Con las banderas de todos los edificios federales a media asta luego de superar las 500 mil muertes por coronavirus, Estados Unidos busca dejar atrás la estrategia caótica del gobierno de Donald Trump para controlar la pandemia. Pese a que Washington está suministrando millones de vacunas a diario y que acapara gran parte del suministro mundial, las predicciones apuntan a que las víctimas fatales seguirán aumentando hasta llegar a 600 mil en la próxima primavera. El coronavirus fue la principal causa de muerte en el país durante el mes de enero por delante de los accidentes cardíacos y el cáncer, según estadísticas de la Kaiser Family Foundation.
A diferencia de su antecesor en la presidencia, quien a menudo buscaba minimizar la enfermedad asegurando que el coronavirus era «menos letal» que la gripe, Joe Biden hace del combate a la pandemia su máxima prioridad de gobierno.

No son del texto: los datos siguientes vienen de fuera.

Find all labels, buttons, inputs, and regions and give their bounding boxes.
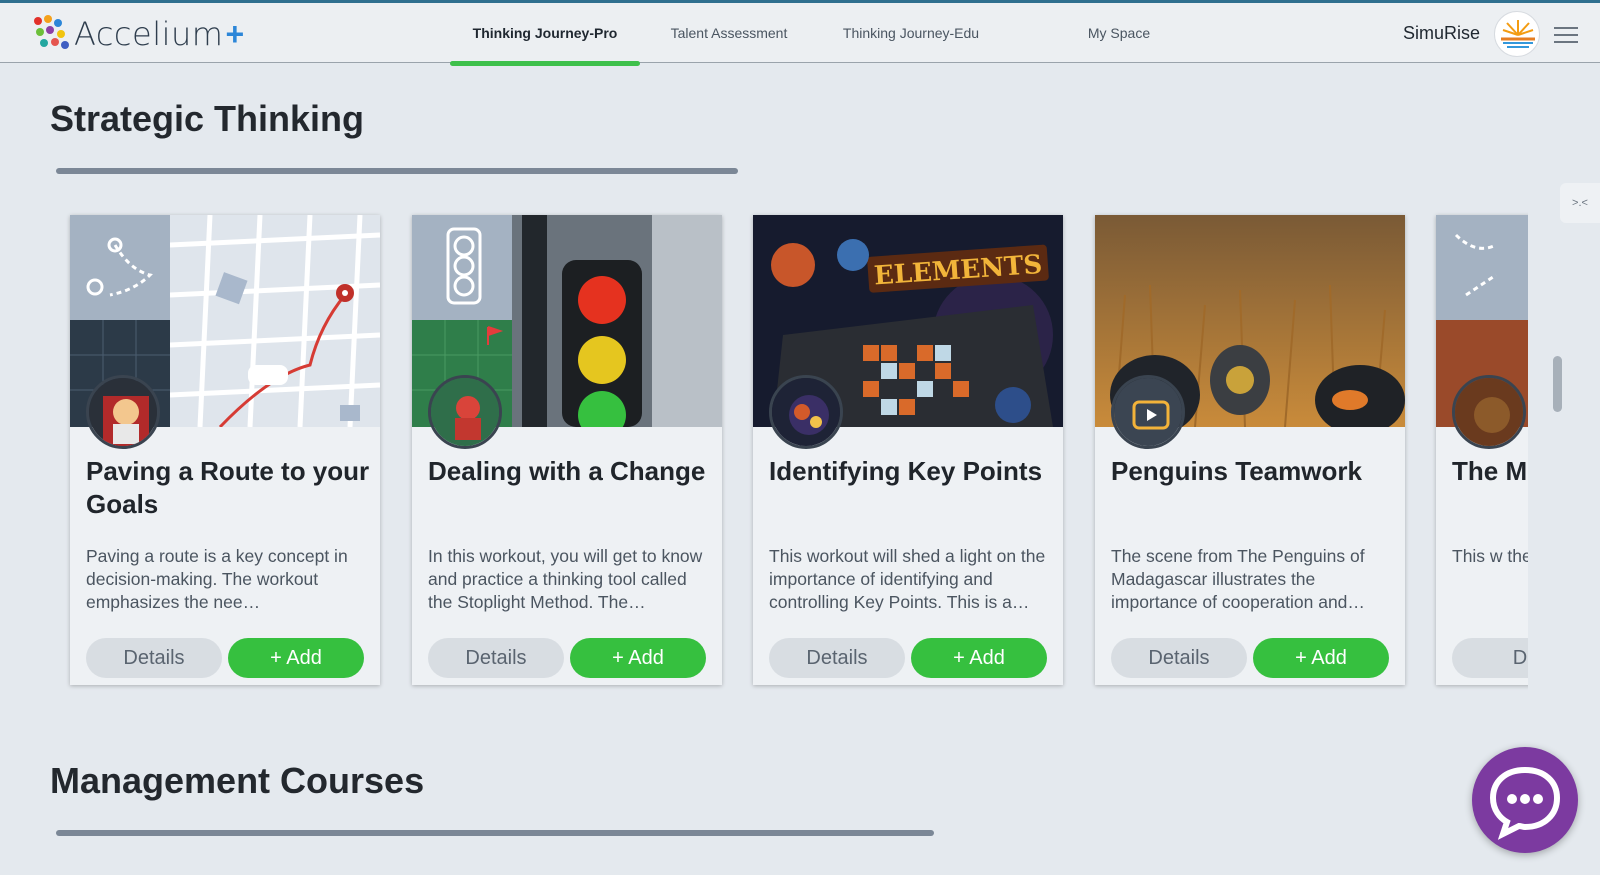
card-title: Dealing with a Change: [428, 456, 706, 486]
top-header: Accelium + Thinking Journey-Pro Talent A…: [0, 3, 1600, 66]
chat-button[interactable]: [1472, 747, 1578, 853]
avatar[interactable]: [1494, 11, 1540, 57]
course-badge-icon: [86, 375, 160, 449]
details-button[interactable]: Details: [1111, 638, 1247, 678]
scrollbar-thumb[interactable]: [1553, 356, 1562, 412]
course-card[interactable]: Penguins Teamwork The scene from The Pen…: [1095, 215, 1405, 685]
hamburger-menu-icon[interactable]: [1554, 27, 1578, 43]
accelium-logo[interactable]: Accelium +: [32, 15, 244, 53]
main-nav: Thinking Journey-Pro Talent Assessment T…: [450, 3, 1234, 66]
card-description: Paving a route is a key concept in decis…: [86, 546, 348, 612]
video-play-icon: [1111, 375, 1185, 449]
section-divider: [56, 168, 738, 174]
details-button[interactable]: Details: [769, 638, 905, 678]
course-card[interactable]: ELEMENTS Identifying Key Points This wor…: [753, 215, 1063, 685]
section-title-management-courses: Management Courses: [50, 760, 425, 801]
card-description: In this workout, you will get to know an…: [428, 546, 703, 612]
tab-talent-assessment[interactable]: Talent Assessment: [640, 3, 818, 63]
tab-thinking-journey-edu[interactable]: Thinking Journey-Edu: [818, 3, 1004, 63]
course-badge-icon: [1452, 375, 1526, 449]
card-description: The scene from The Penguins of Madagasca…: [1111, 546, 1365, 612]
card-title: Paving a Route to your Goals: [86, 456, 370, 519]
card-description: This workout will shed a light on the im…: [769, 546, 1046, 612]
details-button[interactable]: Details: [86, 638, 222, 678]
course-badge-icon: [428, 375, 502, 449]
course-card[interactable]: Paving a Route to your Goals Paving a ro…: [70, 215, 380, 685]
chat-bubble-icon: [1489, 766, 1561, 840]
section-title-strategic-thinking: Strategic Thinking: [50, 98, 365, 139]
add-button[interactable]: + Add: [228, 638, 364, 678]
logo-text: Accelium: [74, 15, 224, 53]
logo-plus-icon: +: [225, 15, 245, 52]
side-panel-tab[interactable]: >.<: [1560, 183, 1600, 223]
course-card[interactable]: The Met This w the co of mig D: [1436, 215, 1528, 685]
details-button[interactable]: Details: [428, 638, 564, 678]
card-title: The Met: [1452, 456, 1528, 486]
card-description: This w the co of mig: [1452, 546, 1528, 566]
details-button[interactable]: D: [1452, 638, 1528, 678]
add-button[interactable]: + Add: [911, 638, 1047, 678]
tab-my-space[interactable]: My Space: [1004, 3, 1234, 63]
logo-dots-icon: [32, 15, 70, 53]
course-badge-icon: [769, 375, 843, 449]
course-card[interactable]: Dealing with a Change In this workout, y…: [412, 215, 722, 685]
card-carousel: Paving a Route to your Goals Paving a ro…: [60, 205, 1528, 705]
section-divider: [56, 830, 934, 836]
card-title: Penguins Teamwork: [1111, 456, 1362, 486]
add-button[interactable]: + Add: [1253, 638, 1389, 678]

Más allá de las dramáticas cifras, la tendencia de contagios en el país es a la baja aunque los hospitales en algunos estados siguen registrando dificultades.
«Yo sé lo que se siente», afirmó el mandatario demócrata el lunes en referencia a las numerosas tragedias que ha superado en su vida, en un mensaje solemne y breve en el que pidió a los estadounidenses que permanezcan atentos, que mantengan la distancia social, que usen mascarillas y se vacunen. «Recuerden a los que perdimos y a quienes quedaron atrás», exigió el mandatario. Tras su breve discurso, Biden participó en una ceremonia en el jardín de la Casa Blanca, donde se instalaron velas para recordar a los fallecidos.